Throughout the Old Testament, the kings of Israel and Judah were the representatives of God’s people. When David numbered the people, though this was his action, the people suffered. When Manasseh brought Judah to the pinnacle of its idolatry, it was in conjunction with this that God declared, with no reversal (though the judgment would be briefly stayed), that Judah would be conquered and sent into captivity. In addition, Israel also held to the idea of a vicarious sacrifice for the removal of sins, which we see in the scapegoat of the Day of Atonement. We see the representative principle at work here with Hezekiah, and it is in this light that we can hear these words of Hezekiah’s prayer on Jesus’ lips.

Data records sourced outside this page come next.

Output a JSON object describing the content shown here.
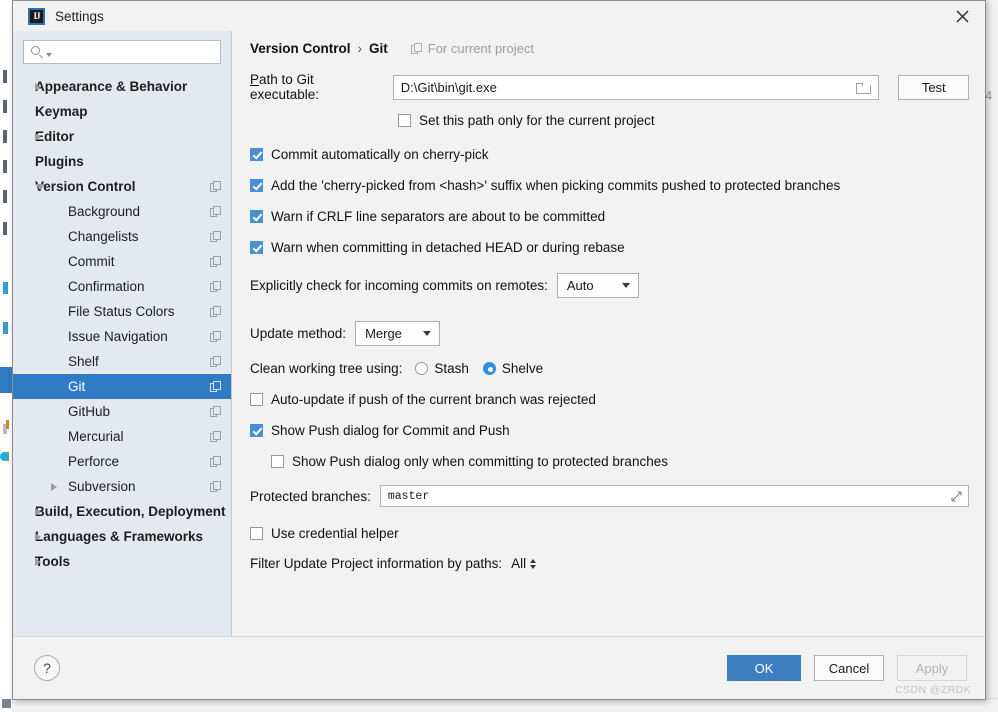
{
  "window": {
    "title": "Settings",
    "app_icon": "intellij-idea-icon",
    "close_icon": "close-icon"
  },
  "sidebar": {
    "search": {
      "placeholder": "",
      "value": "",
      "icon": "search-icon"
    },
    "items": [
      {
        "label": "Appearance & Behavior",
        "level": "top",
        "arrow": "right",
        "badge": false
      },
      {
        "label": "Keymap",
        "level": "top",
        "arrow": "none",
        "badge": false
      },
      {
        "label": "Editor",
        "level": "top",
        "arrow": "right",
        "badge": false
      },
      {
        "label": "Plugins",
        "level": "top",
        "arrow": "none",
        "badge": false
      },
      {
        "label": "Version Control",
        "level": "top",
        "arrow": "down",
        "badge": true
      },
      {
        "label": "Background",
        "level": "child",
        "arrow": "none",
        "badge": true
      },
      {
        "label": "Changelists",
        "level": "child",
        "arrow": "none",
        "badge": true
      },
      {
        "label": "Commit",
        "level": "child",
        "arrow": "none",
        "badge": true
      },
      {
        "label": "Confirmation",
        "level": "child",
        "arrow": "none",
        "badge": true
      },
      {
        "label": "File Status Colors",
        "level": "child",
        "arrow": "none",
        "badge": true
      },
      {
        "label": "Issue Navigation",
        "level": "child",
        "arrow": "none",
        "badge": true
      },
      {
        "label": "Shelf",
        "level": "child",
        "arrow": "none",
        "badge": true
      },
      {
        "label": "Git",
        "level": "child",
        "arrow": "none",
        "badge": true,
        "selected": true
      },
      {
        "label": "GitHub",
        "level": "child",
        "arrow": "none",
        "badge": true
      },
      {
        "label": "Mercurial",
        "level": "child",
        "arrow": "none",
        "badge": true
      },
      {
        "label": "Perforce",
        "level": "child",
        "arrow": "none",
        "badge": true
      },
      {
        "label": "Subversion",
        "level": "child",
        "arrow": "right",
        "badge": true
      },
      {
        "label": "Build, Execution, Deployment",
        "level": "top",
        "arrow": "right",
        "badge": false
      },
      {
        "label": "Languages & Frameworks",
        "level": "top",
        "arrow": "right",
        "badge": false
      },
      {
        "label": "Tools",
        "level": "top",
        "arrow": "right",
        "badge": false
      }
    ]
  },
  "main": {
    "breadcrumb": {
      "parent": "Version Control",
      "separator": "›",
      "current": "Git",
      "scope_note": "For current project",
      "scope_icon": "project-scope-icon"
    },
    "path": {
      "label": "Path to Git executable:",
      "value": "D:\\Git\\bin\\git.exe",
      "browse_icon": "folder-icon",
      "test_label": "Test"
    },
    "set_path_only": {
      "label": "Set this path only for the current project",
      "checked": false
    },
    "checkboxes": [
      {
        "label": "Commit automatically on cherry-pick",
        "checked": true
      },
      {
        "label": "Add the 'cherry-picked from <hash>' suffix when picking commits pushed to protected branches",
        "checked": true
      },
      {
        "label": "Warn if CRLF line separators are about to be committed",
        "checked": true
      },
      {
        "label": "Warn when committing in detached HEAD or during rebase",
        "checked": true
      }
    ],
    "incoming": {
      "label": "Explicitly check for incoming commits on remotes:",
      "value": "Auto"
    },
    "update_method": {
      "label": "Update method:",
      "value": "Merge"
    },
    "clean_tree": {
      "label": "Clean working tree using:",
      "options": [
        {
          "label": "Stash",
          "selected": false
        },
        {
          "label": "Shelve",
          "selected": true
        }
      ]
    },
    "auto_update": {
      "label": "Auto-update if push of the current branch was rejected",
      "checked": false
    },
    "show_push": {
      "label": "Show Push dialog for Commit and Push",
      "checked": true
    },
    "show_push_protected": {
      "label": "Show Push dialog only when committing to protected branches",
      "checked": false
    },
    "protected_branches": {
      "label": "Protected branches:",
      "value": "master",
      "expand_icon": "expand-icon"
    },
    "credential_helper": {
      "label": "Use credential helper",
      "checked": false
    },
    "filter_paths": {
      "label": "Filter Update Project information by paths:",
      "value": "All"
    }
  },
  "footer": {
    "help_label": "?",
    "ok_label": "OK",
    "cancel_label": "Cancel",
    "apply_label": "Apply",
    "watermark": "CSDN @ZRDK"
  },
  "background": {
    "right_char": "4",
    "bottom_text": "· · · · · · · · · · · · · · · · · · · · · · · · · · · · · · · · · · · · ·"
  },
  "colors": {
    "accent_blue": "#2f7cc4",
    "checkbox_blue": "#4a90d0",
    "radio_blue": "#2f8fdd",
    "sidebar_bg": "#e4e9ef",
    "panel_bg": "#f2f2f2"
  }
}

Jesus could quite easily say that “the grief (or illness) I experienced was for My benefit,” as He could reflect on the suffering servant prophecy of Isaiah fifty-three, fully convinced that His suffering would benefit not only His people, but Himself as well. Though He was walking the path of death, it is quite easy to hear Jesus say, with faith like that which was exhibited by Abraham when he confidently declared that both he and Isaac would return from the mountain of sacrifice, that “You delivered Me from the Pit of oblivion.” However, it would only be as Israel’s King, as Israel’s representative, as the representative of all of those that would come to call Him King, in substitution for His people, that Jesus could say “You removed all My sins from Your sight.” This could only occur through God’s King bearing God’s cursing on behalf of God’s people. It is because of this execution of faithfulness that Hezekiah could say, “The living person, the living person, he gives you thanks, as I do today” (38:19a). We that share in the blessed and vital union join with him in such a prayer.